Try dropping it off some stairs, that happens alot at my school
Or throw it at someone your mad at, it works, really, i tried it(it was in a bag)


----------



## XxSNIPERxX (Jul 15, 2007)

Froboy7391_99 said:


> Try dropping it off some stairs, that happens alot at my school
> Or throw it at someone your mad at, it works, really, i tried it(it was in a bag)


 

haha thats a total nerd fight throwing computers and  parts at each other "here cop this 256mb GPU"


----------



## anothEr (Jul 15, 2007)

try undervolting. it will gain about 20 min or less of battery life. plus its shuts up the fan. =)


----------



## lhoney2 (Jul 24, 2007)

I would go for option #2 - put linux on it. Laptops are perfect for Linux because you can't play games on a Laptop anyway.  At least the laptops I roll with.

Overclocking a laptop is probably not a good idea.  Anybody ever liquid cooled a laptop?

There - that's what you need to do.  Add a custom liquid cooling system to it.    That would be kinda neat.


----------



## lovely? (Jul 24, 2007)

yeah i could see this long tube sticking out of the back of my laptop now, and the cpu block protruding past where the bottom of my laptop should be. but hey, its a few C cooler


----------



## lhoney2 (Jul 24, 2007)

> yeah i could see this long tube sticking out of the back of my laptop now, and the cpu block protruding past where the bottom of my laptop should be. but hey, its a few C cooler



Thread title said "practical or not" so I gave one of each.


----------



## Deepblue (Jul 24, 2007)

Take it apart and build it back in Legos
something like this 
http://home.hawaii.rr.com/chowfamily/lego/


----------



## oscaryu1 (Jul 25, 2007)

^ Freakin' Awesome!
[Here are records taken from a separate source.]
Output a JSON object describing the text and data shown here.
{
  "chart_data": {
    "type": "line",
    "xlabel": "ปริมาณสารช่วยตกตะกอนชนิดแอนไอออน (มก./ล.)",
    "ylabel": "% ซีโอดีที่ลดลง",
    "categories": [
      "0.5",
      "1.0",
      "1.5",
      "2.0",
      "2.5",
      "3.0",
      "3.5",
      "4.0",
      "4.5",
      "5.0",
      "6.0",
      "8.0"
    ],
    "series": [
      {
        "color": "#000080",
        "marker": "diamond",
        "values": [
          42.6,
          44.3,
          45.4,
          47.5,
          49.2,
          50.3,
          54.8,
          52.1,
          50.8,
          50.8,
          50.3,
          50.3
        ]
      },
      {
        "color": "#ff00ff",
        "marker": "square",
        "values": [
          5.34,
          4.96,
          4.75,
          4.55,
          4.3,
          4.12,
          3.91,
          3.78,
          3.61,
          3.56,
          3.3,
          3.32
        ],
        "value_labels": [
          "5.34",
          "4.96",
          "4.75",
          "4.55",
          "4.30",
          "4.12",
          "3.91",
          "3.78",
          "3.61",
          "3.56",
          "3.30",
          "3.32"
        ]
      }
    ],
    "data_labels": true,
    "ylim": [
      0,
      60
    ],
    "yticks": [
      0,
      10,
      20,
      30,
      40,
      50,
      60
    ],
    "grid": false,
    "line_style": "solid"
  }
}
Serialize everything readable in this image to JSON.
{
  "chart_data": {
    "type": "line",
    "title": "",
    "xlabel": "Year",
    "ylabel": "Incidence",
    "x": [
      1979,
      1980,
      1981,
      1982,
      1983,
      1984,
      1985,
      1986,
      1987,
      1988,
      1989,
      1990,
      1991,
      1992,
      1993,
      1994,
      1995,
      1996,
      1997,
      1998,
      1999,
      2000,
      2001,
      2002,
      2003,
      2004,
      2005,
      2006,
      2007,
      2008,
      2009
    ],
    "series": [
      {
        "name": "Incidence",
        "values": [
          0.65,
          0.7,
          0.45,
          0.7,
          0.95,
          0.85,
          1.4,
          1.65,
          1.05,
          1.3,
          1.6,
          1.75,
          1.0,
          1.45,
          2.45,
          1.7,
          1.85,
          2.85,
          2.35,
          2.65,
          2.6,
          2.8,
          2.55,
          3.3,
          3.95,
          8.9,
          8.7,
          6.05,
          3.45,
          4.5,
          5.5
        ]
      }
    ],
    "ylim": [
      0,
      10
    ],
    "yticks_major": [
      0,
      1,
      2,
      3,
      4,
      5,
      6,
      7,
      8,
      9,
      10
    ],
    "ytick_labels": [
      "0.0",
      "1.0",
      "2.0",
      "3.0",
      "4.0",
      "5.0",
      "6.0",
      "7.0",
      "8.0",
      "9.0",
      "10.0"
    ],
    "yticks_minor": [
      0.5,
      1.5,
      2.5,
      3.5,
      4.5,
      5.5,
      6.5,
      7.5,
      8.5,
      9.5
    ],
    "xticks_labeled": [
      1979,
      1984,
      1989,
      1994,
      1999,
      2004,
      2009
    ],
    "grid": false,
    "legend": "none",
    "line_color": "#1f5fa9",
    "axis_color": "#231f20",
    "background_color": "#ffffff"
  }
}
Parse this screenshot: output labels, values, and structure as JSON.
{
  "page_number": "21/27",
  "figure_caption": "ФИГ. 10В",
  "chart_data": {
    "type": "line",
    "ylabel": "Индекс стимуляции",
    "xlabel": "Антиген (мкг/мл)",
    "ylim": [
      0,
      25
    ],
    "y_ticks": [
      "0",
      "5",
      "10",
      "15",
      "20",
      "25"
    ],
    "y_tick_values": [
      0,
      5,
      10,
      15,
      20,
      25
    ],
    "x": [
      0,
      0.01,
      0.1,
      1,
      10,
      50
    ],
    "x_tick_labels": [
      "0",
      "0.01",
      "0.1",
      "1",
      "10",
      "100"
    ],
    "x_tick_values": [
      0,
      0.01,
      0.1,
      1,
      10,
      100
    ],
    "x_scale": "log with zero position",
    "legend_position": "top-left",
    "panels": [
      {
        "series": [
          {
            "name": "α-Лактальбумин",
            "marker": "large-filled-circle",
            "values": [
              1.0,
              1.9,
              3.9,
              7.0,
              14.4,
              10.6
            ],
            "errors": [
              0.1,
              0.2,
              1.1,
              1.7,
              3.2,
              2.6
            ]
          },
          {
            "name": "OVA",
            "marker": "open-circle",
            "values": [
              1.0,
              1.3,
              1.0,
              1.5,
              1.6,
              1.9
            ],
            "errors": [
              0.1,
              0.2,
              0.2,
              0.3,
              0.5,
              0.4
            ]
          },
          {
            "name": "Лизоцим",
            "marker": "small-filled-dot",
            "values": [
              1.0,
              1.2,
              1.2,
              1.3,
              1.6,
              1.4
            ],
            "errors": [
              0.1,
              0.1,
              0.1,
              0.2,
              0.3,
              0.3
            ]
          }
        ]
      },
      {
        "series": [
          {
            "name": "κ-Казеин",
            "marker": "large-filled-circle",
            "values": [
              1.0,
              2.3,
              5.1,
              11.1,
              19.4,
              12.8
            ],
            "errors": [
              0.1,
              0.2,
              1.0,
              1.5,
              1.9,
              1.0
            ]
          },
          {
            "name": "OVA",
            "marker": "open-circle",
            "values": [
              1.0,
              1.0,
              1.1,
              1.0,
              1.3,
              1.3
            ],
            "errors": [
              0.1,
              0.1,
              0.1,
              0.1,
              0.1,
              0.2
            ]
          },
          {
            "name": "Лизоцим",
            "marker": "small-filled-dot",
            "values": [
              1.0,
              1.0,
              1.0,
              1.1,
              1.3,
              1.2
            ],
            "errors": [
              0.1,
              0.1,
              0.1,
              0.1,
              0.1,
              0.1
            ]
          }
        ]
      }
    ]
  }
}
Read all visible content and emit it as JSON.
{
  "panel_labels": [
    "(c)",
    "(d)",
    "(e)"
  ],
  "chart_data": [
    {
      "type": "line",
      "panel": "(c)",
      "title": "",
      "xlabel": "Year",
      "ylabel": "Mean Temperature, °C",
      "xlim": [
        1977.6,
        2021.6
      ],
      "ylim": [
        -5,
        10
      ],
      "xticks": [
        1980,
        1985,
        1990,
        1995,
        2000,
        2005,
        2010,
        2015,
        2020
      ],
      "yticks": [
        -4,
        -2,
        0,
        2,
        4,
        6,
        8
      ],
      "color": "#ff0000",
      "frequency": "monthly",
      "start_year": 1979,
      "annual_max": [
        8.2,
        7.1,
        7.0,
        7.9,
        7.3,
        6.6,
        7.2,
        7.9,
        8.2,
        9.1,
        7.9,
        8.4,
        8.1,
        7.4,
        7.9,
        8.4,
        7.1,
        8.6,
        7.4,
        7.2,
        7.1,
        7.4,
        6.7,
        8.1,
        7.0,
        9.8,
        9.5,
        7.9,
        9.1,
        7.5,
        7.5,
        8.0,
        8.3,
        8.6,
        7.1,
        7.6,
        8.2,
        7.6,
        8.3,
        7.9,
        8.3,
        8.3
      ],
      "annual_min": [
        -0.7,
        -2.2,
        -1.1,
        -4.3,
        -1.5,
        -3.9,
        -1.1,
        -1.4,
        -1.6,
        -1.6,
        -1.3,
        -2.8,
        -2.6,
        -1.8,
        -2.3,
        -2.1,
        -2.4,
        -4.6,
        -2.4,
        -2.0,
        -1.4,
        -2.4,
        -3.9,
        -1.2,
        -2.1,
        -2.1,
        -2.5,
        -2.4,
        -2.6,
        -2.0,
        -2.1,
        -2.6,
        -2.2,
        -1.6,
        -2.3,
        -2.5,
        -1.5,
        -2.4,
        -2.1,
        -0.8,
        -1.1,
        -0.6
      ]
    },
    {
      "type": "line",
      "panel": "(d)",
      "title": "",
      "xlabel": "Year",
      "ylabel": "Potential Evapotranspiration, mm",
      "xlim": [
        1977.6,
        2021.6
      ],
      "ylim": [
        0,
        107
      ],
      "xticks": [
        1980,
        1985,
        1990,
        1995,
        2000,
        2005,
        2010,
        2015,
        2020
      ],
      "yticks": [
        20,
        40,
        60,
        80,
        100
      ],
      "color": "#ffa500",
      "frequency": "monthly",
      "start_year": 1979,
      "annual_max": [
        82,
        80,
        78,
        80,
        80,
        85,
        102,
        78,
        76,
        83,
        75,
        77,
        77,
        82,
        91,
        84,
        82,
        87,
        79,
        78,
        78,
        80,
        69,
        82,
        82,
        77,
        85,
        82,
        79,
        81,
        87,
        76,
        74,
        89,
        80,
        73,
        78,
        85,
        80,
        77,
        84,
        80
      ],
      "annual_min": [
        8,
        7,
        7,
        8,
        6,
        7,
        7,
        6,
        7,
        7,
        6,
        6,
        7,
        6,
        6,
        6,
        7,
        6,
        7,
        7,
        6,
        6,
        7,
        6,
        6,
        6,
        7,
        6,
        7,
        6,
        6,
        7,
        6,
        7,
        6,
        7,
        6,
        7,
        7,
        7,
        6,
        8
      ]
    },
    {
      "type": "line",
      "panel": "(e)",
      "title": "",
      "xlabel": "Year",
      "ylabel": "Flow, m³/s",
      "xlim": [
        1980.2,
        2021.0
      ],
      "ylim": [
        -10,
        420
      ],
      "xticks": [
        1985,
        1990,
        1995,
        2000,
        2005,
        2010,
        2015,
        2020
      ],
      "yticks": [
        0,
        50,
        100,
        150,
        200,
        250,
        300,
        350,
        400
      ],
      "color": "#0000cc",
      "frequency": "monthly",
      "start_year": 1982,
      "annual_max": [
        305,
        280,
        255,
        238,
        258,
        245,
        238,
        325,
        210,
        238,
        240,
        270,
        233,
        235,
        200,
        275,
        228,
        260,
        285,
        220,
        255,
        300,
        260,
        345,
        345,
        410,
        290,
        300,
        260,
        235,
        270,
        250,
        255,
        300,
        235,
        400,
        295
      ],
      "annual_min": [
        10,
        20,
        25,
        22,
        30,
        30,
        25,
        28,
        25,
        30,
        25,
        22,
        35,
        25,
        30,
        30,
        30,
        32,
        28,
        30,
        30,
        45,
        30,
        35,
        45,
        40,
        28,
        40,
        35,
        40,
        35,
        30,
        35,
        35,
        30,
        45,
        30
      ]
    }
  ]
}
Wish I didnt throw my legos out now...


----------



## Shane (Jul 25, 2007)

i dont think theres much you could do with it...its not a bad laptop spec wise imo.

i would probably put SUSE Linux & Vista dual booted on it when you get the 2Gb of ram but you probably dont have Vista or dont want to buy vista anyway but thats what i would do.

Vista should run ok i think.

i wouldnt try overclocking a lappy


----------